If you weren’t around for Mega Man’s heyday (waaaay back when dinosaurs roamed the Earth, around 1990), all this commotion about an archaic, unsophisticated platformer may make about as much sense as the robot elephants that populate Concrete Man’s level.
The confusion is understandable - Mega Man 9 is an old-school 8-bit NES game through and through, with pixel-perfect jumps, one hit kills and crushingly difficult boss encounters that’ll shred wrists from here to Japan. It does absolutely nothing to court new players, opting instead to cater directly to fans and longtime gamers who tire of recharging health meters and forgiving checkpoints.

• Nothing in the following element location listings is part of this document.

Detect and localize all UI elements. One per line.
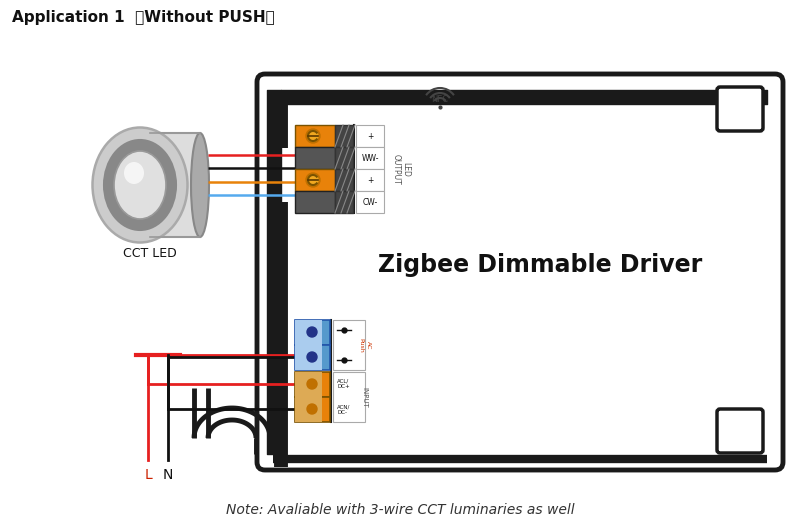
FancyBboxPatch shape <box>717 409 763 453</box>
Circle shape <box>307 352 317 362</box>
Bar <box>295 372 322 397</box>
Bar <box>333 320 365 370</box>
Bar <box>295 397 322 422</box>
Text: AC: AC <box>366 341 371 349</box>
Text: Push: Push <box>358 337 363 353</box>
Ellipse shape <box>93 127 187 242</box>
Bar <box>335 147 353 169</box>
Text: L: L <box>144 468 152 482</box>
Text: NFC: NFC <box>431 95 449 104</box>
Circle shape <box>307 404 317 414</box>
Text: CW-: CW- <box>362 198 378 206</box>
Bar <box>295 191 335 213</box>
Text: WW-: WW- <box>362 153 378 163</box>
Text: Note: Avaliable with 3-wire CCT luminaries as well: Note: Avaliable with 3-wire CCT luminari… <box>226 503 574 517</box>
Bar <box>295 345 330 370</box>
Ellipse shape <box>104 140 176 230</box>
Text: ACL/
DC+: ACL/ DC+ <box>337 379 350 389</box>
Bar <box>295 397 330 422</box>
Bar <box>295 320 330 345</box>
Circle shape <box>307 327 317 337</box>
Bar <box>295 125 335 147</box>
Ellipse shape <box>114 151 166 219</box>
Circle shape <box>306 129 320 143</box>
Circle shape <box>308 175 318 185</box>
Bar <box>335 125 353 147</box>
Bar <box>150 133 200 237</box>
Bar <box>295 169 335 191</box>
Circle shape <box>308 131 318 141</box>
Circle shape <box>306 173 320 187</box>
Text: OUTPUT: OUTPUT <box>391 153 401 185</box>
Text: +: + <box>367 132 373 140</box>
Text: N: N <box>163 468 173 482</box>
Bar <box>295 372 330 397</box>
Bar <box>333 372 365 422</box>
Ellipse shape <box>191 133 209 237</box>
Ellipse shape <box>124 162 144 184</box>
Bar <box>356 147 384 169</box>
Bar <box>356 191 384 213</box>
Text: Application 1  （Without PUSH）: Application 1 （Without PUSH） <box>12 10 274 25</box>
Text: INPUT: INPUT <box>361 387 367 407</box>
Bar <box>356 125 384 147</box>
Text: ACN/
DC-: ACN/ DC- <box>337 405 350 415</box>
Bar <box>295 147 335 169</box>
Circle shape <box>307 379 317 389</box>
Bar <box>295 320 322 345</box>
Text: CCT LED: CCT LED <box>123 247 177 260</box>
Text: Zigbee Dimmable Driver: Zigbee Dimmable Driver <box>378 253 702 277</box>
Text: +: + <box>367 176 373 185</box>
Text: LED: LED <box>402 162 410 176</box>
FancyBboxPatch shape <box>724 92 756 126</box>
FancyBboxPatch shape <box>724 414 756 448</box>
Bar <box>356 169 384 191</box>
Bar <box>335 169 353 191</box>
Bar <box>295 345 322 370</box>
Bar <box>335 191 353 213</box>
FancyBboxPatch shape <box>717 87 763 131</box>
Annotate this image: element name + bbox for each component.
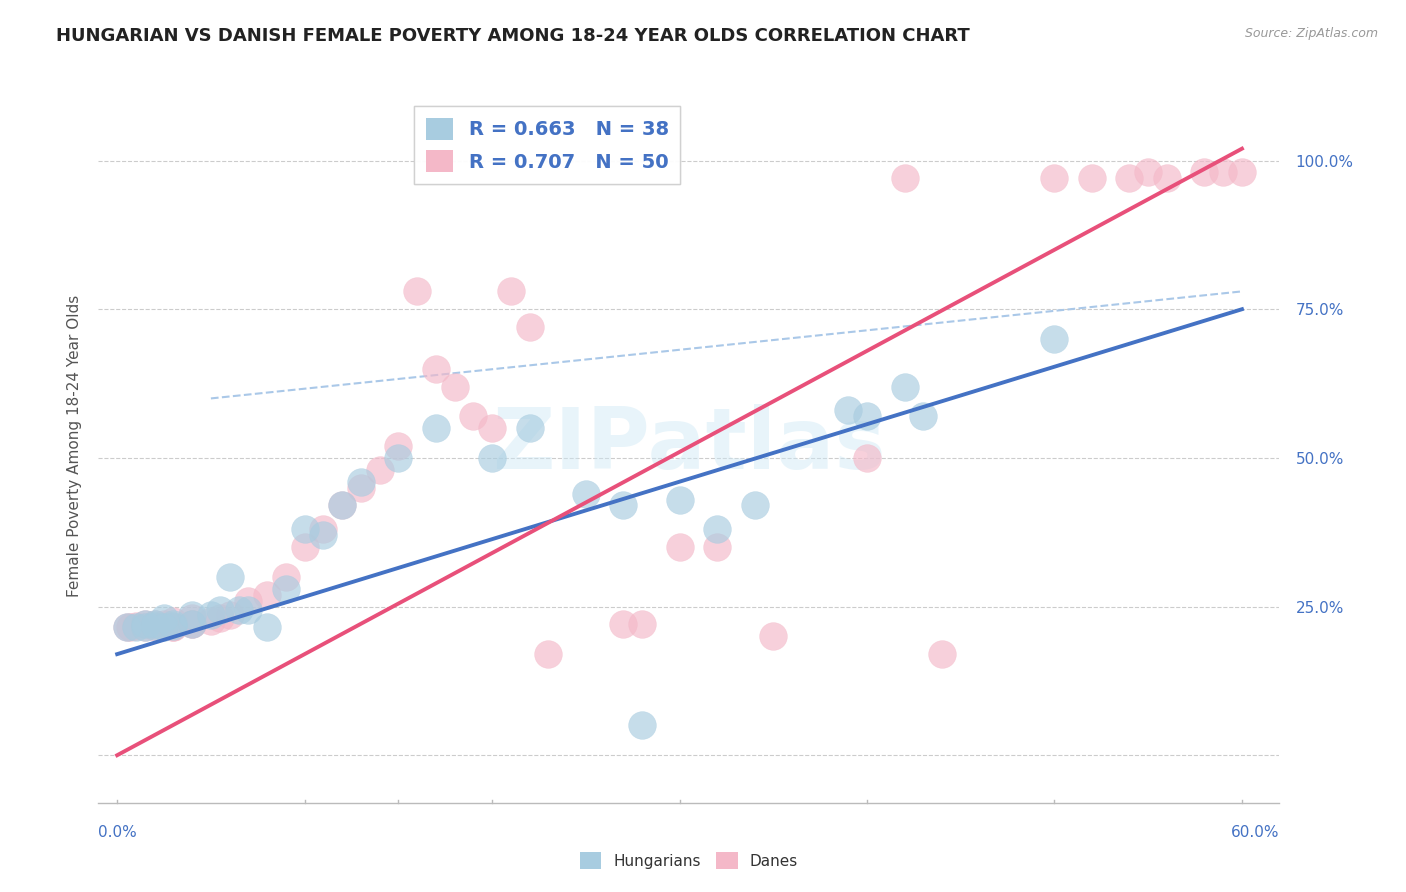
Point — [612, 617, 634, 632]
Point — [238, 602, 260, 616]
Point — [1081, 171, 1104, 186]
Point — [575, 486, 598, 500]
Point — [912, 409, 935, 424]
Point — [143, 618, 166, 632]
Point — [274, 570, 297, 584]
Text: 0.0%: 0.0% — [98, 825, 138, 840]
Point — [153, 611, 176, 625]
Legend: Hungarians, Danes: Hungarians, Danes — [574, 846, 804, 875]
Legend: R = 0.663   N = 38, R = 0.707   N = 50: R = 0.663 N = 38, R = 0.707 N = 50 — [415, 106, 681, 184]
Y-axis label: Female Poverty Among 18-24 Year Olds: Female Poverty Among 18-24 Year Olds — [66, 295, 82, 597]
Point — [706, 540, 728, 554]
Point — [931, 647, 953, 661]
Point — [162, 620, 184, 634]
Point — [481, 450, 503, 465]
Point — [856, 450, 879, 465]
Point — [1137, 165, 1160, 179]
Point — [406, 285, 429, 299]
Point — [463, 409, 485, 424]
Point — [143, 620, 166, 634]
Point — [134, 620, 156, 634]
Text: ZIPatlas: ZIPatlas — [492, 404, 886, 488]
Point — [519, 320, 541, 334]
Point — [181, 617, 204, 632]
Point — [125, 618, 148, 632]
Point — [294, 540, 316, 554]
Point — [744, 499, 766, 513]
Point — [631, 617, 654, 632]
Point — [312, 522, 335, 536]
Point — [181, 617, 204, 632]
Point — [209, 611, 232, 625]
Point — [837, 403, 859, 417]
Point — [762, 629, 785, 643]
Point — [312, 528, 335, 542]
Point — [256, 620, 278, 634]
Point — [387, 439, 409, 453]
Point — [200, 615, 222, 629]
Point — [425, 361, 447, 376]
Point — [115, 620, 138, 634]
Point — [115, 620, 138, 634]
Point — [1156, 171, 1178, 186]
Point — [537, 647, 560, 661]
Point — [1194, 165, 1216, 179]
Point — [499, 285, 522, 299]
Point — [209, 602, 232, 616]
Point — [256, 588, 278, 602]
Point — [162, 615, 184, 629]
Point — [120, 620, 142, 634]
Point — [153, 617, 176, 632]
Point — [143, 617, 166, 632]
Text: 60.0%: 60.0% — [1232, 825, 1279, 840]
Text: Source: ZipAtlas.com: Source: ZipAtlas.com — [1244, 27, 1378, 40]
Point — [893, 379, 915, 393]
Point — [481, 421, 503, 435]
Point — [228, 602, 250, 616]
Point — [1043, 171, 1066, 186]
Point — [443, 379, 465, 393]
Point — [143, 617, 166, 632]
Point — [1212, 165, 1234, 179]
Point — [387, 450, 409, 465]
Point — [330, 499, 353, 513]
Point — [162, 618, 184, 632]
Point — [1043, 332, 1066, 346]
Point — [519, 421, 541, 435]
Point — [181, 611, 204, 625]
Point — [218, 570, 240, 584]
Point — [631, 718, 654, 732]
Point — [350, 475, 373, 489]
Point — [134, 617, 156, 632]
Point — [134, 617, 156, 632]
Point — [274, 582, 297, 596]
Point — [612, 499, 634, 513]
Point — [162, 620, 184, 634]
Point — [368, 463, 391, 477]
Point — [125, 620, 148, 634]
Point — [153, 620, 176, 634]
Point — [162, 617, 184, 632]
Point — [181, 608, 204, 623]
Point — [425, 421, 447, 435]
Point — [668, 540, 690, 554]
Point — [330, 499, 353, 513]
Point — [706, 522, 728, 536]
Point — [668, 492, 690, 507]
Point — [1230, 165, 1253, 179]
Point — [350, 481, 373, 495]
Text: HUNGARIAN VS DANISH FEMALE POVERTY AMONG 18-24 YEAR OLDS CORRELATION CHART: HUNGARIAN VS DANISH FEMALE POVERTY AMONG… — [56, 27, 970, 45]
Point — [294, 522, 316, 536]
Point — [218, 608, 240, 623]
Point — [893, 171, 915, 186]
Point — [1118, 171, 1140, 186]
Point — [181, 617, 204, 632]
Point — [200, 608, 222, 623]
Point — [134, 620, 156, 634]
Point — [856, 409, 879, 424]
Point — [238, 593, 260, 607]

And that’s precisely why we love it to death.
Gameplay is dead simple: choose one of eight bosses, make it through their level, acquire their weapon, then figure out which boss is weak against your copycatted arsenal. Along the way you’ll have to make perfectly timed leaps, avoid spikes that shatter Mega Man when one pixel is out of line and tackle enemies that are dead set on pushing you into one of a hundred different bottomless pits.
If all of that sounds endlessly frustrating, you’re going to want to pass. You’ll stare blankly at the seventh Game Over screen in 20 minutes and wonder how the hell anyone else can get past this goddam jump, let alone beat the entire game. However, gamers who love a challenge, anyone who slaved through Mega Man 4 and 5, all of you are going to eat this up and love every single second.

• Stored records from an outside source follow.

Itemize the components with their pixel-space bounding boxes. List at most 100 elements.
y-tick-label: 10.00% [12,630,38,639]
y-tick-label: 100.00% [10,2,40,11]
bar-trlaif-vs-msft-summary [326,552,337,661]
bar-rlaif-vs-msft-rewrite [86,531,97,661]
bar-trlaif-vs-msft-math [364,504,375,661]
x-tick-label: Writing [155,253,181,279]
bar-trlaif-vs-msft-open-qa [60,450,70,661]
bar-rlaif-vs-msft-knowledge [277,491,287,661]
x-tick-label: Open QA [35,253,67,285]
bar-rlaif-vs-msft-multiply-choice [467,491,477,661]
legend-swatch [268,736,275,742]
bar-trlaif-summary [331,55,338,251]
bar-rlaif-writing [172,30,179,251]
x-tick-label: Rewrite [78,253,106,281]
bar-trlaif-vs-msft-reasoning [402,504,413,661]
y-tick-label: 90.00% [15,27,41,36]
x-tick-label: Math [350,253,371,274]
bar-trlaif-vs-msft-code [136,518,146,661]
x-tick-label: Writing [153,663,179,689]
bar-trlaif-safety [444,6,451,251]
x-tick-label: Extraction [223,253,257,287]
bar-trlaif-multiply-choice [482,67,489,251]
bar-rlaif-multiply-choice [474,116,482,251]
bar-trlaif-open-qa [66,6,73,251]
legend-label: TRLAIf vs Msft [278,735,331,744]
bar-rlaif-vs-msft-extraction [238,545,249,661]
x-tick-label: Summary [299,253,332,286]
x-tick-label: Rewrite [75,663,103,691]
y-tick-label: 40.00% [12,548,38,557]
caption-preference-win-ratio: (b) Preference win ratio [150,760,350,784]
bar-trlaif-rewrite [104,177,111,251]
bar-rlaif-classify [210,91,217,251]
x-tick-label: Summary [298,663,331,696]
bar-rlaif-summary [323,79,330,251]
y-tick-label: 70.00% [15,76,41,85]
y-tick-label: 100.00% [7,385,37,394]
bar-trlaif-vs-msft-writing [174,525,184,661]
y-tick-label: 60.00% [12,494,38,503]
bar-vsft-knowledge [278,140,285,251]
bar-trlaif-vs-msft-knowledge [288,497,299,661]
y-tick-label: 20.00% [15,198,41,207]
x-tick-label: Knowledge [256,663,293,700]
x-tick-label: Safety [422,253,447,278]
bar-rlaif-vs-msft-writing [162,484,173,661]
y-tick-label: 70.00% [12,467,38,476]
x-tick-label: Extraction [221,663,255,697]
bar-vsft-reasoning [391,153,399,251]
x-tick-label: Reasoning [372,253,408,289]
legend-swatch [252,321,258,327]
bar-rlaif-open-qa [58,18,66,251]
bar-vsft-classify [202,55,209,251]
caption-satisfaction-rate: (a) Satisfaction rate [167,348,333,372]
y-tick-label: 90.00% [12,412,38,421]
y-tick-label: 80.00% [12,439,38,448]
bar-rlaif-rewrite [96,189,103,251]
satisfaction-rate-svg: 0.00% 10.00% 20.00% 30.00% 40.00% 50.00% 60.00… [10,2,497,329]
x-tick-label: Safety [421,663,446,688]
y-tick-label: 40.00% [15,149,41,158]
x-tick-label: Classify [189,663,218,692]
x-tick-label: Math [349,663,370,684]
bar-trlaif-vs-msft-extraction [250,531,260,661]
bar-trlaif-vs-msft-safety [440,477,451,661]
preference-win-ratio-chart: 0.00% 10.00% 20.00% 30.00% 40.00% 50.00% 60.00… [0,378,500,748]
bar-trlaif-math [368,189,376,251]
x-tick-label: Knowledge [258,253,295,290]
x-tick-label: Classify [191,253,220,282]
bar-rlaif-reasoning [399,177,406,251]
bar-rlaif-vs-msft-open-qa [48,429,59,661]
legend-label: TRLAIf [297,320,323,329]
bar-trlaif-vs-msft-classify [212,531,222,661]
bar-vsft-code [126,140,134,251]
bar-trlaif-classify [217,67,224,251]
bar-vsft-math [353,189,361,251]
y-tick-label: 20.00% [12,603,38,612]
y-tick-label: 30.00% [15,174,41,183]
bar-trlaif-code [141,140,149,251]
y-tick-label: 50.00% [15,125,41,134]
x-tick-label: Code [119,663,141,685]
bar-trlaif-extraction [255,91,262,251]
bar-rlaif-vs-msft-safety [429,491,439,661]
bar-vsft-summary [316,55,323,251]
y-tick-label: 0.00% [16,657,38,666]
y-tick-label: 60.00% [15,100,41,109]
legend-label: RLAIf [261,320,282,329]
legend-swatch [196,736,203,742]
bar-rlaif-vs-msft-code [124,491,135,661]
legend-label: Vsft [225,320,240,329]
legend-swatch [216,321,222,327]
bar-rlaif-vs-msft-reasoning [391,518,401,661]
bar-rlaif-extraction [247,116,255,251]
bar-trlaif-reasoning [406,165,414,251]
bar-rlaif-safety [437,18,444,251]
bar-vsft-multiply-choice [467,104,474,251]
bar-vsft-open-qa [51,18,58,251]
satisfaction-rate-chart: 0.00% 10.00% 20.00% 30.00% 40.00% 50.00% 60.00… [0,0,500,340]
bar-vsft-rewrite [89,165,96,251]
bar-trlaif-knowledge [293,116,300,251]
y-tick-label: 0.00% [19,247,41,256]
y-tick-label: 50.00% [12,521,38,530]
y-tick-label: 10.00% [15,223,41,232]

Mega Man 9 perfectly apes Mega Man 2, which is widely considered to be the best of the bunch. You can’t charge a buster shot as in 4 onward, nor slide as in 3, but honestly we don’t miss those (in our eyes) unnecessary perks. The comparison continues even into the sound effects and music, with a couple of tunes lifted directly from the 1989 classic.
Replacing the lost moves are new treats that make the game a hell of a lot more playable. You’ll deal with the store the most, a piece borrowed from Mega Man 8. It’s loaded with helpful items that make the bastard-hard levels a bit more manageable; boots that protect you from spikes, a Beat call that pulls you out of pits, a half-damage token, stuff like that. There’s also a punishing set of achievements to complete that’ll put even the absolute best players in their place. Example: beat the game without dying. Ooookay.
Before we award the score, we should point out that like every other difficult game, the more you play the easier it gets. We started out cursing Mega Man’s name into Satan’s armpit, but within a couple of days (and about 30 Game Over screens) we beat the entire thing without a lot of fuss. And then proceeded to beat it again two or three times just because it’s that rewarding. We imagine we’ll play it all over again when the first wave of DLC, Proto Man, arrives next week. It’s hard to put into words why we’re playing it over and over, it just has that intangible “something” that so many NES/SNES games of yesteryear seemingly invented and then failed to pass on to the PlayStation/N64 generation.
Buy it, finish it, love it, because if this takes off we’re going to see a renaissance of new-old games. And if that happens, a whole new batch of gamers will grow up learning why rock-solid gameplay, not tera-flipping flop-bib shaders, make games truly exceptional.